Glauben Sie, dass die Menschen den Klimawandel eindämmen können? Ja, ich bin Optimist und denke, wir raufen uns zusammen und schaffen das. Auch wenn wir eigentlich schon die Abfahrt verpasst haben. Je länger wir warten, desto schlimmer wird es sein. Aber ich denke, dass wir in der Energiekrise intensiv lernen, effizienter mit Ressourcen umzugehen, dass wir das Gelernte beibehalten werden und uns verstärkt für neue Technologien öffnen, um nachhaltiger mit den Energie-Kreisläufen auf der Erde umzugehen. Das ist meine größte Hoffnung.

Nicht alle Russen verursachen diesen Krieg

Wie lief die Zusammenarbeit mit den russischen Kosmonauten? Meine russischen Kollegen sind meine Weltraum-Brüder. Wir sind sehr gute Freunde und wir alle sind gegen diesen schreck­lichen Krieg. Keiner von uns kann nachvollziehen, warum es zu dieser Situation gekommen ist. Und es ist ganz wichtig, dass man erkennt: Es sind nicht die Menschen in Russland, sondern es ist die politische Führung, die Verursacher dieses Krieges ist.

Konnten Sie den Krieg aus dem All sehen? Das haben wir nach dem 24. Februar ganz deutlich erkannt aus dem All. Ich sah über der Ukraine ganz kleine Lichtblitze auftauchen und dachte mir: Das ist kein Feuerwerk, da unten herrscht Krieg, da schlagen gerade Raketen ein.

Wie groß sind die Probleme auf der ISS mit Weltraumschrott? Kurz nach unserer Ankunft hat Russland einen alten Satelliten abgeschossen. Dadurch ist eine große Schrottwolke entstanden, welche schon nach wenigen Stunden auf Kollisionskurs mit der ISS war, und wir mussten uns für einige Stunden in unsere Kapseln in Sicherheit bringen. Wir mussten die Umlaufbahn der Station sogar zum ersten Mal in ihrer 22-jährigen Geschichte absenken und zwischen zwei Schrottwolken durchtauchen. Seit diesem Ereignis muss die ISS alle drei, vier Wochen diesen Schrottteilchen ausweichen. Aber dieses Anheben machen wir eh regelmäßig, weil die ISS alle paar Wochen ein bisschen absinkt.

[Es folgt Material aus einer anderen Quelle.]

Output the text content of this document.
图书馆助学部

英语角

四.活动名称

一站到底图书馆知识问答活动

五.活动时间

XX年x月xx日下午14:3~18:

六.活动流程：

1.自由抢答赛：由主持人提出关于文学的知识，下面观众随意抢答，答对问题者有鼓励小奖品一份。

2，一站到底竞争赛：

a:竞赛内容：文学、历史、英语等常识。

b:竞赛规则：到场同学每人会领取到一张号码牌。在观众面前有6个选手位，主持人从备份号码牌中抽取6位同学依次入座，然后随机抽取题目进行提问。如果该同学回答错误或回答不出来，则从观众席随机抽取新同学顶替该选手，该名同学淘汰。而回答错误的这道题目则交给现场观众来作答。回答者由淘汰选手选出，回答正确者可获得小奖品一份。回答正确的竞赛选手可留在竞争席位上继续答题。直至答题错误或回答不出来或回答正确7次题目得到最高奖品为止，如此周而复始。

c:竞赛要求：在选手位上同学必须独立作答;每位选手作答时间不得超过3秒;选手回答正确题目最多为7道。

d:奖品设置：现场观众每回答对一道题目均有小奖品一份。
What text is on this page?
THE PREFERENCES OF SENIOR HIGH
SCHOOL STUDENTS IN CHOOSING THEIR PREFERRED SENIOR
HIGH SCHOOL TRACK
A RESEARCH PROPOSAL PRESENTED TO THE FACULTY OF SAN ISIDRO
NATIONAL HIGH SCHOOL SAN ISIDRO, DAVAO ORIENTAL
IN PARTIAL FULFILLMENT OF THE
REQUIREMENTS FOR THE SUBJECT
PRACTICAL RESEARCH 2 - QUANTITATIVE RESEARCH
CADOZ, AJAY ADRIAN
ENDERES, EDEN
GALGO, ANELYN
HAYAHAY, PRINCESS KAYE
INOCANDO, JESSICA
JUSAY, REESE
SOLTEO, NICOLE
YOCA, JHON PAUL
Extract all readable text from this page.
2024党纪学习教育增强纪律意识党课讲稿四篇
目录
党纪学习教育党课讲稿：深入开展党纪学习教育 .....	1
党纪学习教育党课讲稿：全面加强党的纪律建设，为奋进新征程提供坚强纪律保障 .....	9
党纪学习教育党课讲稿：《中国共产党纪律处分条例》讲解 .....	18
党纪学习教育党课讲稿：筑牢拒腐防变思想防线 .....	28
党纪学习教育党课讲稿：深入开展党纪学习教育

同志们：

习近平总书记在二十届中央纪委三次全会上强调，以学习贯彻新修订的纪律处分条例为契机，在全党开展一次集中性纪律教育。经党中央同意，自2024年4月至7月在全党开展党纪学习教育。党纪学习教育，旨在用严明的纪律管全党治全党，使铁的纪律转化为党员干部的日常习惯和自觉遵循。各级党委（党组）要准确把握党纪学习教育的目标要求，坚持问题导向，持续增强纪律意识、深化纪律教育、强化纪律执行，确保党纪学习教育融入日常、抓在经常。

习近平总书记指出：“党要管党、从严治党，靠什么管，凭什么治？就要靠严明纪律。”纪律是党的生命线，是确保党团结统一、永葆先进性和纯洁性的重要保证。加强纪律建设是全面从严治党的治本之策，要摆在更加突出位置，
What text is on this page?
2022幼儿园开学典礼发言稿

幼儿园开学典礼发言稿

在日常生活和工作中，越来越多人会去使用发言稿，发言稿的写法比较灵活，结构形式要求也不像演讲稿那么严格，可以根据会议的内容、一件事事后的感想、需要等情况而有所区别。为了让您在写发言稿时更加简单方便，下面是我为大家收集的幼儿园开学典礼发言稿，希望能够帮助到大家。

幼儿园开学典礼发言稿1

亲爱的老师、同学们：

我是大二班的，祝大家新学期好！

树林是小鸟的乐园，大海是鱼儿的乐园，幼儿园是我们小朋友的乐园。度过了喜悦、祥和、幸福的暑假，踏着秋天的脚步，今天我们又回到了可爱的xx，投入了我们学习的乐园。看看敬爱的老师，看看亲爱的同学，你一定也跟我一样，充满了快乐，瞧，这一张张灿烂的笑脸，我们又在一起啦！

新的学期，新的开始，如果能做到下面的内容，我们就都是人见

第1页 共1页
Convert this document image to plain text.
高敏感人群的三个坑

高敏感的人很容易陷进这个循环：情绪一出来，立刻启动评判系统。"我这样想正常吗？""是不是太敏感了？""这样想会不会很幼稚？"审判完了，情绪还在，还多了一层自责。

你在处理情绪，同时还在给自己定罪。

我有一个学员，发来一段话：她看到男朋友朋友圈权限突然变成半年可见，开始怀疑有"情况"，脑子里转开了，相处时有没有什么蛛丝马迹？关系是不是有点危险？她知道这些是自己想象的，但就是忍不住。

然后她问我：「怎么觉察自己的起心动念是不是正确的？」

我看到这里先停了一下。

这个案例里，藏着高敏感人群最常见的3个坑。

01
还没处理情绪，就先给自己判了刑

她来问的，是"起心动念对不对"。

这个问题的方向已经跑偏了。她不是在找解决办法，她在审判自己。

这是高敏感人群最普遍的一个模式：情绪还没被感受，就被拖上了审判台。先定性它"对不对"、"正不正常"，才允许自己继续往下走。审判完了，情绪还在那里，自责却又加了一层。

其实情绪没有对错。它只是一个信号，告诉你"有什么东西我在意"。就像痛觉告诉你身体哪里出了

Glauben Sie an Außerirdische? Nein, zumindest nicht im Sinne kleiner grüner Männchen. Aber wenn man sich überlegt, wie viele Milliarden Galaxien es gibt und wie viele Milliarden Sonnensysteme in jeder Galaxie sind, ist die Wahrscheinlichkeit, dass es ein ähnliches Sonnensystem wie unseres mit einer zweiten Erde gibt, deutlich größer, als einen Sechser im Lotto zu gewinnen. Die meisten von uns werden keinen Sechser im Lotto gewinnen, aber irgendjemand auf dieser Erde gewinnt so was trotzdem. Das heißt: Da draußen gibt es höchstwahrscheinlich Leben. Wie entwickelt dieses ist und ob es Leben ist, das genauso wie wir auf organischer Chemie aufbaut, weiß ich nicht.